Now, this certificate can be used with SSL-enabled authentication for API requests sent to the given domain.
Importing a .pfx certificate
Define the requested domain which will include this certificate.
Browser the .pfx client certificate file obtained as a counterpart to the authenticating server certificate present on the API provider.
Enter the password for the certificate.
Click Import.
Now this certificate can be used with SSL-enabled authentication for API requests sent to the given domain.
Enabling SSL Certificate Authentication
Once the certificate has been imported for the respective domain, let’s see how to make an API request with SSL enabled.
You need to enable SSL verification to include the certificate when making an API call. To enable SSL, open the API Connection object which has the Base URL domain, and the authentication configured. To include the SSL certificate, check the option to Include Client SSL Certificate.
Click OK and preview the API Client to send a request.
This request now includes the certificate to validate the client on the mutual TLS authentication.
Note: To include the client certificate in the Oauth2 request from the API Connection, check the Include SSL Certificate option in the Additional Information window.
This is where you can define query or header parameters to be shared across all clients using the same connection.
Name: The name of a Query or Header parameter can be defined here.
Parameter Location: This option defines whether the parameter has a Query location or a Header location.
Data Type: This option defines the data type of the parameter from a list of options.
The parameter values defined here will be inherited by all API clients using this connection unless overridden individually.
Once done, click Next and you will be led to the Config Parameters screen.
Here, config parameter values can be changed according to your application. Parameters not changed will use their default values.
Click Next, and you will be led to the General Options screen.
Here, you can add any Comments that you wish to add. The rest of the options for this object have been disabled.
Click OK to close the window.
You have successfully configured the API Connection object.
Click on File in the main toolbar, hover over New, and select Dataflow from the drop-down menu.
Once the Dataflow is open, drag-and-drop the API Connection and API Client objects from the Toolbox onto the dataflow.
Note: The API Connection here can only be accessed within the scope of this dataflow.
Configure the API Connection object for the Base URL and Authentication.
Right-click on the API Client object and select Properties from the context menu.
A new API Client Properties window will open.
The Shared Connection dropdown list shows us the API Connection object present in the same dataflow.
You can now use this API Client object to make API calls within Astera.
Navigate to the main toolbar, click Project, hover over New, and select a project type.

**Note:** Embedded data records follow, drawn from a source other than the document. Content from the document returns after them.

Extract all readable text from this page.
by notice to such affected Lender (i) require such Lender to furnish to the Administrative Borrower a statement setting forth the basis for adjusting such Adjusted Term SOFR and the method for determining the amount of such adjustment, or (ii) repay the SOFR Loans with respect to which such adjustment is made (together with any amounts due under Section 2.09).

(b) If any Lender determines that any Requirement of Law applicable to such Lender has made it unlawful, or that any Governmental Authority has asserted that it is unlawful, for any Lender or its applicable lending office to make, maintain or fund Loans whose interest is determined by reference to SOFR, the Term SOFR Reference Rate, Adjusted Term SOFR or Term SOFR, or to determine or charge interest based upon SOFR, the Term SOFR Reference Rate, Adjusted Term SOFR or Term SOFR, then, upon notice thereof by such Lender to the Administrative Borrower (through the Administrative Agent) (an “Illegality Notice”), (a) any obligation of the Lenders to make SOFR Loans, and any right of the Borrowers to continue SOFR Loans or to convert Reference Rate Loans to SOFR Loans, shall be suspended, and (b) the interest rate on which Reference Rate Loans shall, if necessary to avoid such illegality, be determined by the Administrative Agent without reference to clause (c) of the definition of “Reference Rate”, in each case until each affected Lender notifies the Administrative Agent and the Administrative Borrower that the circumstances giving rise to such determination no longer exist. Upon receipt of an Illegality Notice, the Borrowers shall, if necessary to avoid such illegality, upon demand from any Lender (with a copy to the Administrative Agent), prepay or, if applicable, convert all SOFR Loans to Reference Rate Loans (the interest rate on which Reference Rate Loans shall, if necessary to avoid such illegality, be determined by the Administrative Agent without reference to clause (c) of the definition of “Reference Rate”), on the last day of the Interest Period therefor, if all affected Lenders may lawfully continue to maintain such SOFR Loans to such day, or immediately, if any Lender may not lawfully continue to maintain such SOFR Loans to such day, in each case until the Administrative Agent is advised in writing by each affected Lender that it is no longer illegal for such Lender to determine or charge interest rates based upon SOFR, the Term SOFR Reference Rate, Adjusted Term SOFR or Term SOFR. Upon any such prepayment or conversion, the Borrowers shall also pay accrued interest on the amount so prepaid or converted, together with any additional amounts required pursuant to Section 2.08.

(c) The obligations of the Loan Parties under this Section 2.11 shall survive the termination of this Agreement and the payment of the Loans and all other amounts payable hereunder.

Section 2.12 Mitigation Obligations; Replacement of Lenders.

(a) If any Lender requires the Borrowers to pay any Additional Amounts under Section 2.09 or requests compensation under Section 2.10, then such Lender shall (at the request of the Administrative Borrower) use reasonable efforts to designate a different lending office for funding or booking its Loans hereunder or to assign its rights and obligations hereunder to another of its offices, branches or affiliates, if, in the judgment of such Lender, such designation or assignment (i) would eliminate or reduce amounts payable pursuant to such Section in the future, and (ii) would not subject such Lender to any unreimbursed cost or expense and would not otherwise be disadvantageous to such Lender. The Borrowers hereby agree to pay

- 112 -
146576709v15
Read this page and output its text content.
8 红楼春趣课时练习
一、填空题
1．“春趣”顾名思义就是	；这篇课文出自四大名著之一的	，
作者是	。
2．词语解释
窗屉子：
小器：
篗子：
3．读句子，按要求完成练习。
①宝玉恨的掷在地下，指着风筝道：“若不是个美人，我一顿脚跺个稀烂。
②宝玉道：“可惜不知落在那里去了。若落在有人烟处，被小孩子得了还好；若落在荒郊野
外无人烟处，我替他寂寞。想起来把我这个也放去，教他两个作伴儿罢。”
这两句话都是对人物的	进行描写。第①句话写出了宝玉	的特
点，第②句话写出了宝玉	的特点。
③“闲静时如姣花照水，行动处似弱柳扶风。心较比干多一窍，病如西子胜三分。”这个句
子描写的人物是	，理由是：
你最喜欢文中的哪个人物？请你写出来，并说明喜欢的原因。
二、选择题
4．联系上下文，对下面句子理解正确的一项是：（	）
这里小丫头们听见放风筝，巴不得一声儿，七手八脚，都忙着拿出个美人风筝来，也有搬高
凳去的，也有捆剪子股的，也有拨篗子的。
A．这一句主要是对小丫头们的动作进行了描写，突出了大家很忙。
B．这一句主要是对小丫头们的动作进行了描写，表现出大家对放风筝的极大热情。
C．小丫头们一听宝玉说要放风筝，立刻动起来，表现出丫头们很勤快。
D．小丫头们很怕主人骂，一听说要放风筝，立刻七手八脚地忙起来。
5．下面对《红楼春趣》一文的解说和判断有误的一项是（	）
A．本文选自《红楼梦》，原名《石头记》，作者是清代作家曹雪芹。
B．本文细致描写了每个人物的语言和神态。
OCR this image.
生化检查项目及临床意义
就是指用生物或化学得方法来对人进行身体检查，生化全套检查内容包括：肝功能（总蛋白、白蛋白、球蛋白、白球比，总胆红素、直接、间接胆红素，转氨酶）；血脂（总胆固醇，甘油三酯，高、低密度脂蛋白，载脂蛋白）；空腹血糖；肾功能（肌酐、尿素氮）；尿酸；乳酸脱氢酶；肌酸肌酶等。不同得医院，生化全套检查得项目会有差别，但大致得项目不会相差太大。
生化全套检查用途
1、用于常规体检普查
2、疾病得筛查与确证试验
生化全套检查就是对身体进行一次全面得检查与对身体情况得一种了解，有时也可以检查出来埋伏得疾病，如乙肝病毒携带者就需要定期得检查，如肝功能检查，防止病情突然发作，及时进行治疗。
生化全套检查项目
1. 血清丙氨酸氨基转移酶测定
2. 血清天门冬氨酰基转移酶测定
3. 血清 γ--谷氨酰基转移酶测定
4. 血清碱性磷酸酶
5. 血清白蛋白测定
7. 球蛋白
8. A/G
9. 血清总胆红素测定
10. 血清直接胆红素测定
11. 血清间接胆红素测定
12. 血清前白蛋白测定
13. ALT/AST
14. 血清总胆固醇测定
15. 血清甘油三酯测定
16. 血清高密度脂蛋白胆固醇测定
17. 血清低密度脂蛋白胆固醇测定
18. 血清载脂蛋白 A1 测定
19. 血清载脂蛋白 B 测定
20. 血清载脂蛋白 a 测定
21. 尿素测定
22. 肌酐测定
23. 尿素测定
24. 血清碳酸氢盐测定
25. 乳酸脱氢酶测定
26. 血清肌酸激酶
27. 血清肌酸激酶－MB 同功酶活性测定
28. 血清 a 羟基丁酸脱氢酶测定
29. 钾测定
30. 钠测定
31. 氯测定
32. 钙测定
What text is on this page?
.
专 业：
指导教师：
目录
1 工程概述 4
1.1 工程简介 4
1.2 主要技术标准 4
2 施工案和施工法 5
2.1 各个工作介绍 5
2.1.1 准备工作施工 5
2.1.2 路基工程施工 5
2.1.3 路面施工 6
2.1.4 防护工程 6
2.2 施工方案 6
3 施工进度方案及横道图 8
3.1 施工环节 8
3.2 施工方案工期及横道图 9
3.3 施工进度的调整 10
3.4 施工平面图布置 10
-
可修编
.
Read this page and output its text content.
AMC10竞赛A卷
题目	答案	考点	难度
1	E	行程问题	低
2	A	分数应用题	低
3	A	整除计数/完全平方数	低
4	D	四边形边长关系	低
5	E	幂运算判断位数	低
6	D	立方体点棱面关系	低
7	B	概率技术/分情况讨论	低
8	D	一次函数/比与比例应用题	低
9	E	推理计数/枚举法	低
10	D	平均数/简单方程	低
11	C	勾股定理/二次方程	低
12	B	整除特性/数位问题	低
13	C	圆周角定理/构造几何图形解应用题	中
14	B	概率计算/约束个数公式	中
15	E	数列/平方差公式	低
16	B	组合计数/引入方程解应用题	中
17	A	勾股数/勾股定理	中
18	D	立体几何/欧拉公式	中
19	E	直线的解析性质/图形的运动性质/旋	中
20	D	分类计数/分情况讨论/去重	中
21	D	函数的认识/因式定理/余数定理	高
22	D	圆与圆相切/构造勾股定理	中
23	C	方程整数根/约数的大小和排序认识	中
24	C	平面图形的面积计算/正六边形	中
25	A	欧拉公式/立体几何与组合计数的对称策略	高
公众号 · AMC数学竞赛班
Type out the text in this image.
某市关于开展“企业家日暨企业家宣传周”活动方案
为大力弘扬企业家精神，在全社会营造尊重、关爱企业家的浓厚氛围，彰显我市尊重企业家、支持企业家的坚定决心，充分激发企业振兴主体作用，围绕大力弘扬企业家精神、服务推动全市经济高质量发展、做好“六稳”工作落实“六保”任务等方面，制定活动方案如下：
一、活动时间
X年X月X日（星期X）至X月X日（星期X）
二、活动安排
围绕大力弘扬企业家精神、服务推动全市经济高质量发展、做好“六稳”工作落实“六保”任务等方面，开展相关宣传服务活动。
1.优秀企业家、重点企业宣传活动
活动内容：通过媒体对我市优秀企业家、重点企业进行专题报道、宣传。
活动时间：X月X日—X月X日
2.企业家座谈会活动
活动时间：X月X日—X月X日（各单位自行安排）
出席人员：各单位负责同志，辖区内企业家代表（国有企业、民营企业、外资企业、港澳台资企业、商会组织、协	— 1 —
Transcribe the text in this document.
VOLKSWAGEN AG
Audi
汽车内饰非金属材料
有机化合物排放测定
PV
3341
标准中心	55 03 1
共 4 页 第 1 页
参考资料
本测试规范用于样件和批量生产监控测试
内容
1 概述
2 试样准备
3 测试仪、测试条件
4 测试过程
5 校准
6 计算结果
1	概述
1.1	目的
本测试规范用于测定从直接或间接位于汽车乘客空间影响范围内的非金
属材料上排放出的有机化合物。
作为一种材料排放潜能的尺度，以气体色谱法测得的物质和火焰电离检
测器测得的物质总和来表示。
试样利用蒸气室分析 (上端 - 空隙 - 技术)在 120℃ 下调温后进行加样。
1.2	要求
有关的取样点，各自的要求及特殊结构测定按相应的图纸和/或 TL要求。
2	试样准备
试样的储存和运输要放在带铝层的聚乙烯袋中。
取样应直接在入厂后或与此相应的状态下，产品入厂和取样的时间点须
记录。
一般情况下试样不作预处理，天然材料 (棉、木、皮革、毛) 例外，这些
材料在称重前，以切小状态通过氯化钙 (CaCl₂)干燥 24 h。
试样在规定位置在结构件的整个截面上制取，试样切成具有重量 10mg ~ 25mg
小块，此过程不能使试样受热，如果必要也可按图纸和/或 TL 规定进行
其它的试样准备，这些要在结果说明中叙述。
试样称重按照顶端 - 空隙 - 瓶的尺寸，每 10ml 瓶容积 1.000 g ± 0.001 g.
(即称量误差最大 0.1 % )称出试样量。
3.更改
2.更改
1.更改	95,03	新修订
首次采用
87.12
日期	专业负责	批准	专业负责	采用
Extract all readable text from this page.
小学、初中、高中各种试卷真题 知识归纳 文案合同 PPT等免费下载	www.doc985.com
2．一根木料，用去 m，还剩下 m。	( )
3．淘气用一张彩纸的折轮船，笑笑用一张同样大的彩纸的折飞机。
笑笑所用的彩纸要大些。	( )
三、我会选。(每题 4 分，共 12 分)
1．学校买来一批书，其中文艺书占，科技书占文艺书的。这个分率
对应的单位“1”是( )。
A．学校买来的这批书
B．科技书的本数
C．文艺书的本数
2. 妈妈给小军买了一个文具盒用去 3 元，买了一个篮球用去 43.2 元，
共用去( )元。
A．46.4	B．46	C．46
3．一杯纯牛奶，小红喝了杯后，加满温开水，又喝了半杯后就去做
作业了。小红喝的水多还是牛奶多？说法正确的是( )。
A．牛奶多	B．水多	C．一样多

Note: You can also open a previously existing project.
Locate the Project Explorer on the right, right-click on the project or one of its folders and select Add New Item from the context menu.
This will open a new window where a new SharedAction can be added to the project.
Within the SharedAction file, drag-and-drop the API Connection object from the Toolbox.
Note: The SharedAction file should only contain a single API Connection object.
Configure the API Connection object with Base URL, Authentication, and Shared Parameters and save the SharedAction file
This API Connection can be used in any flow document contained in the same project.
Next, open a new dataflow within the project.
Drag-and-drop the API Client object onto the dataflow, right-click on it, and select Properties from the context menu.
A new window will open.
Here, you can see the name of the Shared Connection within the drop-down menu of the Properties option.
Note: Within the project, the shared API Connection can be accessed within any flow.
If shared connections with duplicate names exist in the project, only one will be shown and used.
If duplicate connections exist in the flow and the project, the flow connection will be given preference.
This concludes our discussion on the configuration and use of the API Connection object in Astera Data Stack.